Saep DF
Publicado: 19-ago-2009 - às 17:22


TAXA ASSISTENCIAL

CAS rejeita emendas; texto vai agora ao plenário

O projeto já havia sido aprovado pela CAS, mas como recebeu emendas de plenário, o colegiado precisava votá-las. O passo seguinte é pautá-lo no plenário do Senado; se o texto for aprovado, vai ao exame da Câmara

Fonte: Diap

Nesta quarta-feira (19), a Comissão de Assuntos Sociais (CAS) do Senado rejeitou as duas emendas do senador Flexa Ribeiro (PSDB/PA) ao PLS 248/06, do senador Paulo Paim (PT/RS), que regulamenta a cobrança da taxa assistencial em favor dos sindicatos.

O projeto já havia sido aprovado pela CAS, mas como recebeu emendas de plenário, o colegiado precisava votá-las. O passo seguinte é pautar a matéria no plenário do Senado; se o texto for aprovado, vai ao exame da Câmara dos Deputados.

A senadora Marisa Serrano (PSDB/MS) discordou das emendas do seu colega de partido e disse que os ganhos das campanhas salariais das categorias econômicas e profissionais abrangem os sindicalizados e os não-sindicalizados.

A senadora tucana disse também que o projeto contribuía para o fortalecimento dos sindicatos no País.

Ao ler seu parecer, o relator, senador Inácio Arruda (PCdoB/CE), que também relatou a matéria na Comissão de Assuntos Econômicos (CAE), argumentou que o projeto do senador Paim é muito importante, pois a taxa assistencial contribuiu com a estruturação dos sindicatos.

Emendas
As duas emendas foram apresentadas pelo senador Flexa Ribeiro (PSDB/PA).
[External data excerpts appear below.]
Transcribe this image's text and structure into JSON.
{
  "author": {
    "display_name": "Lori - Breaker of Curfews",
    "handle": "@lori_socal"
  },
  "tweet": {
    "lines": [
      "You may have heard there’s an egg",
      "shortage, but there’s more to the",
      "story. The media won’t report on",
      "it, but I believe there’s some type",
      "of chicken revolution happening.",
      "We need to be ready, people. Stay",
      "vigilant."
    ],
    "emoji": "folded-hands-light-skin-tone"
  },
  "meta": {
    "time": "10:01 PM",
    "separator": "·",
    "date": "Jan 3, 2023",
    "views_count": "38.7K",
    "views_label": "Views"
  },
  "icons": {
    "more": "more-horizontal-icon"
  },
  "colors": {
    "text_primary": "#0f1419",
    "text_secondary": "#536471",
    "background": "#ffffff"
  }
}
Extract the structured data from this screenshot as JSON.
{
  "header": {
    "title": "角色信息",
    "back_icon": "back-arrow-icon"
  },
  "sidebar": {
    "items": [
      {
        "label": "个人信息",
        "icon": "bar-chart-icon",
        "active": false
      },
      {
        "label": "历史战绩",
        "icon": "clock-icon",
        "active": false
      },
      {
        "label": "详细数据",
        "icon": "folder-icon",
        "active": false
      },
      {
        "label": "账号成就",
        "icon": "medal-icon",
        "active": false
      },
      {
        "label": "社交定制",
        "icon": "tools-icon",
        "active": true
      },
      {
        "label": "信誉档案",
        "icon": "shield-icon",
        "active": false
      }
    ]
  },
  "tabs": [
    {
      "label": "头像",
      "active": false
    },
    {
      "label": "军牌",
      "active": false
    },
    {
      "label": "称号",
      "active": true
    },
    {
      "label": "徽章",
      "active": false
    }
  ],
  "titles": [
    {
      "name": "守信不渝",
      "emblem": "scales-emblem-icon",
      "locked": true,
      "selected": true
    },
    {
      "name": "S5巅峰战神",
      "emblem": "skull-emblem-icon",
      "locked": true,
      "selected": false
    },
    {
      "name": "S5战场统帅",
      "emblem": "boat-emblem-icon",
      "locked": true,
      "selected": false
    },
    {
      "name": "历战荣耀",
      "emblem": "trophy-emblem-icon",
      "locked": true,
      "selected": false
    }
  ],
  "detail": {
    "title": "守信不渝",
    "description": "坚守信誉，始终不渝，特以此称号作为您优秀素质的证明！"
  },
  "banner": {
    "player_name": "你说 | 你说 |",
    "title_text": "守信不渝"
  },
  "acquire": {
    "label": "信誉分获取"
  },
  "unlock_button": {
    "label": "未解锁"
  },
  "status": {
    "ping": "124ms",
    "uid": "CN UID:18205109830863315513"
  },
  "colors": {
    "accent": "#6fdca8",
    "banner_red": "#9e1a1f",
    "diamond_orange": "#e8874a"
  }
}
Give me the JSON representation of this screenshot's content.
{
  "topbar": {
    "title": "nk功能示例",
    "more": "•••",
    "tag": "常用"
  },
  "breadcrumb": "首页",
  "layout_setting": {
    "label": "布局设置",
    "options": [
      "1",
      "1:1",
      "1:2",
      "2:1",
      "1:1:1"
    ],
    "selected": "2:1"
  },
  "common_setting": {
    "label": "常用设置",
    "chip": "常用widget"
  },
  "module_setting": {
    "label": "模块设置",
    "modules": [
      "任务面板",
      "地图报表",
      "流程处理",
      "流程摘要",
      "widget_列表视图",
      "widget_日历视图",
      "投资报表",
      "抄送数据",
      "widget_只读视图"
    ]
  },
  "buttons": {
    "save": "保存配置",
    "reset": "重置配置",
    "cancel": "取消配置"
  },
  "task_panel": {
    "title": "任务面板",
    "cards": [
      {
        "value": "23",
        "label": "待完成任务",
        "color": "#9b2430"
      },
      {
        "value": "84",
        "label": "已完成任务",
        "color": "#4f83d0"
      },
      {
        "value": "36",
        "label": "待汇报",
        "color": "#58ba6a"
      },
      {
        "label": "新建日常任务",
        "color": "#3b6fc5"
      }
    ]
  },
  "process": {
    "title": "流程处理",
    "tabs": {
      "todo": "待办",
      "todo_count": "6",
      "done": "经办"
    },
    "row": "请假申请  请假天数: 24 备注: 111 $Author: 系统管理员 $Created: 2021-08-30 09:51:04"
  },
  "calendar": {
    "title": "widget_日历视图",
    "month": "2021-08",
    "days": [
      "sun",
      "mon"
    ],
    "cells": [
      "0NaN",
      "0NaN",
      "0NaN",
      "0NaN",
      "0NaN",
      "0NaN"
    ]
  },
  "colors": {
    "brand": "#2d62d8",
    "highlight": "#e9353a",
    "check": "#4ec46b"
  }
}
A primeira abre a possibilidade de oposição à taxa pelos não-sindicalizados.

A segunda prevê que a contribuição será devida somente uma vez ao ano, em percentual não superior a 1% e sobre o salário-base do trabalhador.

Parecer do relator
O relator, senador Inácio Arruda (PCdoB/CE), rejeitou ambas as emendas sob o argumento no caso da primeira que "descaracterizaria o projeto e permitiria que, muitos empregados auferissem vantagem decorrente das negociações coletivas, sem oferecer aos sindicatos uma compensação mínima pelos gastos havidos durante o processo [negocial]".

Em relação à segunda, o relator entende que os detalhes sobre a cobrança da taxa serão "melhor definidos em assembléias sindicais".

E acrescentou: "Afinal, ninguém melhor que os próprios trabalhadores para saber os valores necessários de contribuição assistencial e a periodicidade de sua cobrança".

Trabalho do FST
É importante salientar o trabalho do FST (Fórum Sindical dos Trabalhadores), que reúne várias confederações, federações e centrais, sem o qual a matéria não teria avançado no Senado.

A entidade tem feito um trabalho de pressão e convencimento dos senadores na Casa e nos estados. Esse trabalho, sem dúvida, foi fundamental para o desfecho positivo em ambas as comissões em que o projeto foi discutido e aprovado.

Agora, é preciso redobrar o trabalho para pautar e aprovar o projeto de lei no plenário, que faz tempo não vota nada de importante, em razão da ´crise´ que paralisou as votações finais na Casa.